When you have always done your own admin, handing it over feels like risk. You know how the system works because you built the system. The new admin will do it differently, and 'differently' looks like 'wrongly' for the first few weeks. Most founders snap back to doing it themselves, and the delegation never sticks.
Document before you delegate
Pick three admin tasks you are about to hand over. Write each one as a short procedure: when does this happen, what triggers it, what are the steps, what does done look like. Five minutes per task. The act of writing the procedure surfaces shortcuts you take that the new admin will not know to take.

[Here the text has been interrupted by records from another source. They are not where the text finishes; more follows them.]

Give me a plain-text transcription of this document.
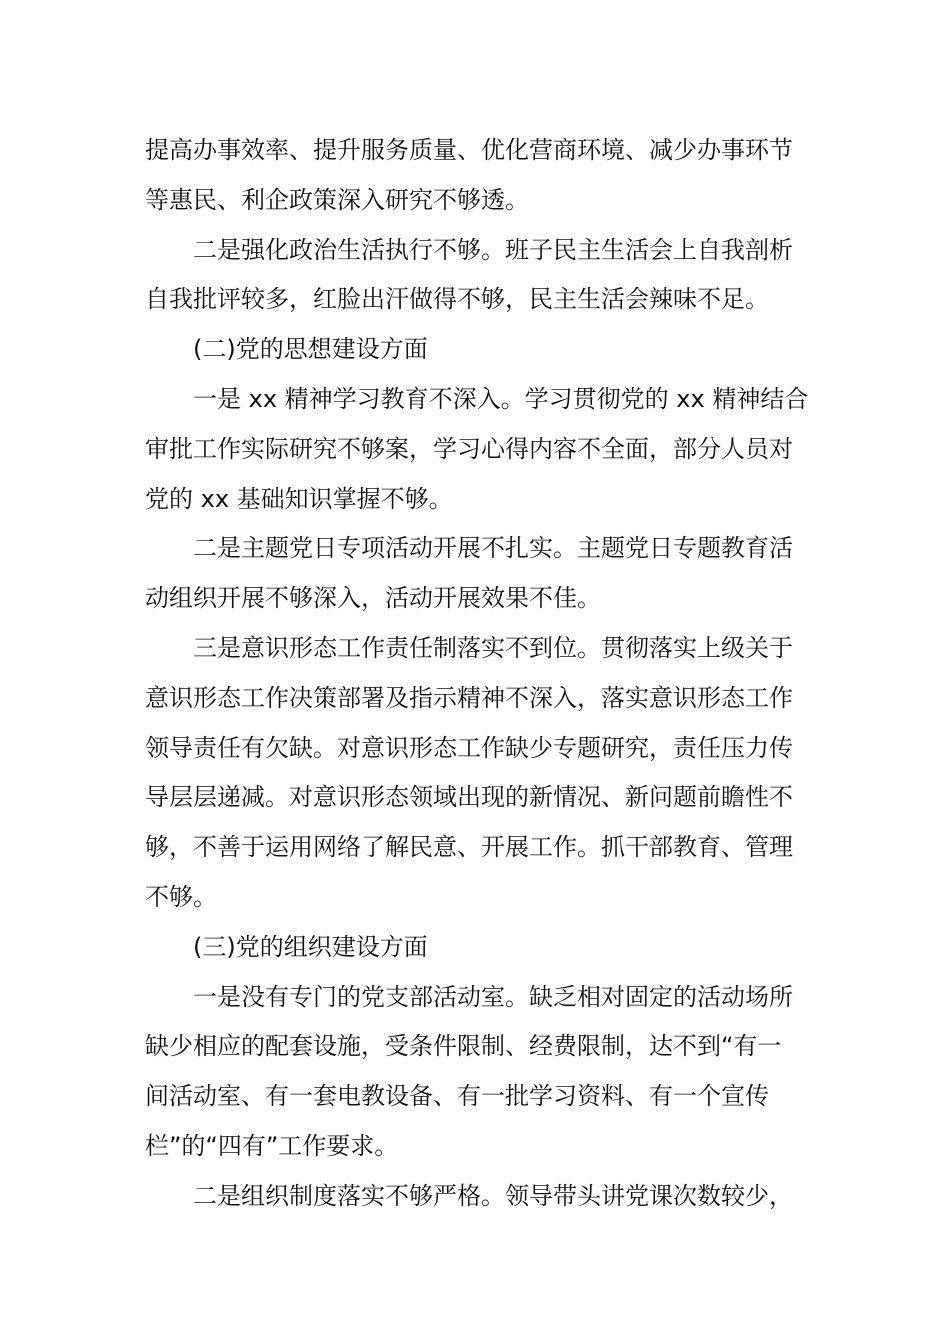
提高办事效率、提升服务质量、优化营商环境、减少办事环节
等惠民、利企政策深入研究不够透。
二是强化政治生活执行不够。班子民主生活会上自我剖析
自我批评较多，红脸出汗做得不够，民主生活会辣味不足。
(二)党的思想建设方面
一是 xx 精神学习教育不深入。学习贯彻党的 xx 精神结合
审批工作实际研究不够案，学习心得内容不全面，部分人员对
党的 xx 基础知识掌握不够。
二是主题党日专项活动开展不扎实。主题党日专题教育活
动组织开展不够深入，活动开展效果不佳。
三是意识形态工作责任制落实不到位。贯彻落实上级关于
意识形态工作决策部署及指示精神不深入，落实意识形态工作
领导责任有欠缺。对意识形态工作缺少专题研究，责任压力传
导层层递减。对意识形态领域出现的新情况、新问题前瞻性不
够，不善于运用网络了解民意、开展工作。抓干部教育、管理
不够。
(三)党的组织建设方面
一是没有专门的党支部活动室。缺乏相对固定的活动场所
缺少相应的配套设施，受条件限制、经费限制，达不到“有一
间活动室、有一套电教设备、有一批学习资料、有一个宣传
栏”的“四有”工作要求。
二是组织制度落实不够严格。领导带头讲党课次数较少，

Hand over outcomes, not steps
After the procedure exists, hand over the outcome the task produces, not the script for it. 'I need every new referral checked-in within 24 hours' is an outcome. 'Open Carelyt, click Waitlist, look for new entries...' is a script that will become obsolete the next time the tool changes. Outcomes survive; scripts decay.
Set the check-in cadence
- Week 1: short daily check-in. Not micromanagement — confirmation that they are unblocked.
- Weeks 2–4: weekly check-in. Surface anything that came up; adjust the procedure.
- Month 2 onwards: monthly review. By now the rhythm is theirs.
Resist the rescue impulse
When the admin makes a small mistake in week two, the founder who jumps in and fixes it themselves teaches the admin that the founder is the safety net. The mistake never gets owned by the person doing the work. Let small mistakes happen and be fixed by the admin, with you available for advice. The discomfort buys you the delegation.
Watch what fills the time you got back
If the admin you delegated comes back to you after three months because 'nothing else is filling the time properly', the delegation was not a delegation — it was a recess. Decide explicitly what fills the freed-up hours. Otherwise, founders default to picking up the admin again because it is reflex.